O’Connor said New Zealand had kept trade relationships separate from other issues like human rights issues.
But asked by National MP Todd McClay whether he supported a diplomatic boycott, O’Connor said: “It’s something that we need to do as a nation. We need to stand up and make points.
“We are strong; we’re independent,” he said.
“And as I say, we’ve been very strong on those issues around human rights and unnecessary discrimination.
“We should continue with it.”
McClay later said he agreed with O’Connor that New Zealand was an export nation and trade was extremely important to our economy.
“We are waiting on China to ratify the Fair Trade Agreement upgrade,” he said.
“Damien O’Connor needs to clarify the Government’s position and talk directly to his counterpart in China to avoid confusion and delays to the upgrade.
“This is an extremely important relationship for New Zealand.
“Any uncertainty over the Government’s position risks harming this relationship and therefore our exporters.”
But National was not without its own problems.
Its Associate Foreign Affairs spokesperson, Simon O’Connor, is a co-Chair of the Inter-Parliamentary Alliance on China (IPAC), a predominantly European organisation that takes a hawkish view of the Chinese Communist Party.
The University of Canterbury Sinologist Anne-Marie Brady is one of its advisors.
Along with the other New Zealand co-Chair, Labour backbencher, Lousia Wall, O’Connor has joined the IPAC call on political leaders and national representatives to decline invitations to attend the 2022 Beijing Winter Olympics.
“National representatives” would include diplomats.
Simon O’Connor has taken a strong line on China in the past (he is also a strong backer of Israel),
He was appointed Associate Foreign Affairs spokesperson by then-leader, Judith Collins, last year.
She shared many of his hardline views.
His status in the Caucus gives his views a level of credibility, but obviously, they conflict with the party’s Trade spokesperson.
National was not making any effort to resolve this contradiction last night.
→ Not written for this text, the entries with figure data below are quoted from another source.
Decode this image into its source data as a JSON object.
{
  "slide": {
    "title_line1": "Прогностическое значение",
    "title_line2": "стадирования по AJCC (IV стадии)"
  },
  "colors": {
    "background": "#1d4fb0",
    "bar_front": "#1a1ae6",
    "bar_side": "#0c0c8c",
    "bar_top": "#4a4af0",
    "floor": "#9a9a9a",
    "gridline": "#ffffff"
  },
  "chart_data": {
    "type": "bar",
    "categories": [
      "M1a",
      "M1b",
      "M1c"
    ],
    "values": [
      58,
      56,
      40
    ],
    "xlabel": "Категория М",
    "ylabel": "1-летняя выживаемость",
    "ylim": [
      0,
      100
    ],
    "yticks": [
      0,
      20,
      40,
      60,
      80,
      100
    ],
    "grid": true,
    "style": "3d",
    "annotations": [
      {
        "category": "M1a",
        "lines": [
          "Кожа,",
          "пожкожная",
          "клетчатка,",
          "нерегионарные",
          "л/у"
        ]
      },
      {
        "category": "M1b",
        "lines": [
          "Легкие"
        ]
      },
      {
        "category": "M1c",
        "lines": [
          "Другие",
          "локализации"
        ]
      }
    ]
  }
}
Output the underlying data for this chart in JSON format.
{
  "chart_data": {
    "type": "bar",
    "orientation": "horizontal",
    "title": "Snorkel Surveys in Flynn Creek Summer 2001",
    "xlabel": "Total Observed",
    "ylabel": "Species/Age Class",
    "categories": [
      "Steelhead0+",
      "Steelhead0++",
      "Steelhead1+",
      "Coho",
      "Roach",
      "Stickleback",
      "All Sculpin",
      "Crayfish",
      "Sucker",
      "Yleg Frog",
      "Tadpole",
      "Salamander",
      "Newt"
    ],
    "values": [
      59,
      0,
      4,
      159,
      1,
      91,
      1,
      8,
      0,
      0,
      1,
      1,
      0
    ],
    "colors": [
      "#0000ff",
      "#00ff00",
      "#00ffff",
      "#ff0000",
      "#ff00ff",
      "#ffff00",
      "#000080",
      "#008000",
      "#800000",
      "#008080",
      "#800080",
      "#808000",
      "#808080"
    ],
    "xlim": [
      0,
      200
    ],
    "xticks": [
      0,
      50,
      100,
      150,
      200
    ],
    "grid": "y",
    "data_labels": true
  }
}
Instead, its Foreign Affairs spokesperson, Gerry Brownlee, was drawing attention to the Government and what he called its confusion and contradictory statements.
O’Connor’s statement did, however, undermine a message sent last night from the party’s new leader, Christopher Luxon, to party members.
“It’s been a busy week in Parliament. National is back, we are united, and we are focused on the issues that matter to Kiwis,” he said.
The reality is both the Government and National are trying to have it both ways. On the one hand, they want to preserve the relationship with China, while on the other, they have the country’s traditional allies, the US, Britain and Australia wanting to confront China.